I believe this is the argument the Soviet Central Economic planners used to deceive themselves (and for a while the credulous world) about the "miracle" of Soviet economic growth. What could be more efficient than central planning and control of resources? The answer turned out to be almost everything else.

America does not need a health care system based on the efficiency and customer service for which government is so famous.
0 Replies
 
cyphercat
 
  1  
Reply Fri 30 Dec, 2005 03:29 pm
D'artagnan wrote:
McGentrix wrote:
cyphercat wrote:
D'artagnan wrote:
You guys are splitting hairs. That's like saying everyone has access to the bank.

Try seeing how well you do with no health insurance when you have a chronic health problem.


Exactly. I have the access to health care you guys are talking about, but I am in chronic pain due to a health problem that would require surgery to fix. There is no way I can afford surgery, despite this access to health care I am so blessed to have.

So those of you who claim we all have access to adequate health care, what is your response to people who live with chronic health problems and have no insurance? I see McGentrix's response to D'art's proposal, which I quoted above, was "Why would I want to do that?" Do you have a serious response, McG? I'd be interested to hear it.


I do not know your circumstances so I can't say. How old are you? What physical condition are you in? Why don't you have insurance?

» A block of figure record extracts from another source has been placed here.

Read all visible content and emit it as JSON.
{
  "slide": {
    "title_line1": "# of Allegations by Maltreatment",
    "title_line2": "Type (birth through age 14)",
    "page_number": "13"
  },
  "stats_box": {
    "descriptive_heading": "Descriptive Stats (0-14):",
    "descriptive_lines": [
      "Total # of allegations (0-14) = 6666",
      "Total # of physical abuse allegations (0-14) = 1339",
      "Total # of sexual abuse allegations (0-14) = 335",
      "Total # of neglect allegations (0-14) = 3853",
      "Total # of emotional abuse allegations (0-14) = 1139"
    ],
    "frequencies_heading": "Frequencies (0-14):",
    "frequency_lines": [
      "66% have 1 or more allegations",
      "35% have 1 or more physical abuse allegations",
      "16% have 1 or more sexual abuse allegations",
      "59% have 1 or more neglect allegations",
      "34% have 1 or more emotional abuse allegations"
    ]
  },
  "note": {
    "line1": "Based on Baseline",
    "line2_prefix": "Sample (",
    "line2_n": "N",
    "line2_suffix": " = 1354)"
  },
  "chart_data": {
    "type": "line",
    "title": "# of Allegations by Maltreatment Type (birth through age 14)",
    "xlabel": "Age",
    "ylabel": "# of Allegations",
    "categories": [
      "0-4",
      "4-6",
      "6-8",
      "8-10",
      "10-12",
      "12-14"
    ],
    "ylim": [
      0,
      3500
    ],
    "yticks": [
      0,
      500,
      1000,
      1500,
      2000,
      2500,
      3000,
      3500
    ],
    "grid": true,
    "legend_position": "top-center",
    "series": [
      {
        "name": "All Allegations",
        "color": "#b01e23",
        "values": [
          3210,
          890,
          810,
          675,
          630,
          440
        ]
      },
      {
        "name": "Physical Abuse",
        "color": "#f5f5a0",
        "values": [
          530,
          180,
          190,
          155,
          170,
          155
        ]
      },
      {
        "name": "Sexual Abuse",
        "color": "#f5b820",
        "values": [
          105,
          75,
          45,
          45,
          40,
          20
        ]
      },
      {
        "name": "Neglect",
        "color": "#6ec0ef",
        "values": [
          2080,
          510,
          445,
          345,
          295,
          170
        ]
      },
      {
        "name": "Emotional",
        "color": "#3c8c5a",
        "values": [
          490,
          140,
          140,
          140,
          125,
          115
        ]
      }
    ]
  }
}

You don't belive cyphercat, McG? You want personal info and a diagnosis before you can accept such an unbelievable story? Your response here is typical: You agree to someone else's absurd claim that EVERYONE has access to health care, then when evidence is presented contradicting that, you ask for more proof.


McGentrix wrote:


--------------------------------------------------------------------------------
I ask because there are federal programs designed to help those unfortunate enough to not have insurance...you know, so they can have access to medical care. If cyphercat is just too lazy to work and has been eating mcdonalds for the past 10 years and now has health problems, well, little sympathy to be had from me. That's why I asked. Because I don't know.


Okay, I'll play case study for the discussion. :wink:
I'm 25, I was working more than full-time at two jobs until I went back to college, now I work full-time when school's not in session and part-time when it is. I take very good care of my health, I work out three to five days a week (most of the time-- I am human Smile ) and I eat better than almost anybody I know; I'm vegetarian so I never set foot in McDonalds's...and, yes, I get enough protein.

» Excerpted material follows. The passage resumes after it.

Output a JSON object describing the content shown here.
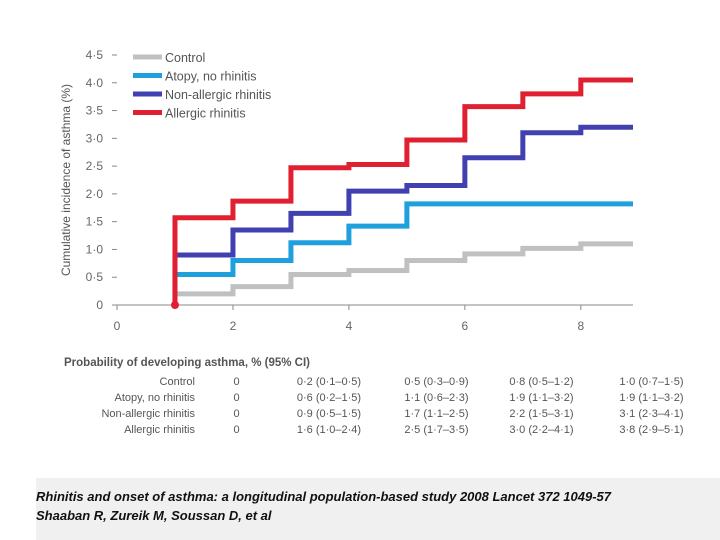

However, full-time work at minimum wage jobs doesn't give enough spendin' green to cover insurance. But, in the infinite irony of the government, if you work full time and don't have a kid, although you still can't afford insurance because our minimum wage is so low, in the eyes of the guvmint you are too well-off to qualify for any coverage like Medical or Medicaid, etc.

So that is how you can be a person who does work, does take care of their health (although can't help the hand you're dealt, which in my case includes kidney problems), and yet doesn't have health coverage. There is this nifty little hole you can fall in where you make too much money to get help from the government but not enough to pay for your own coverage.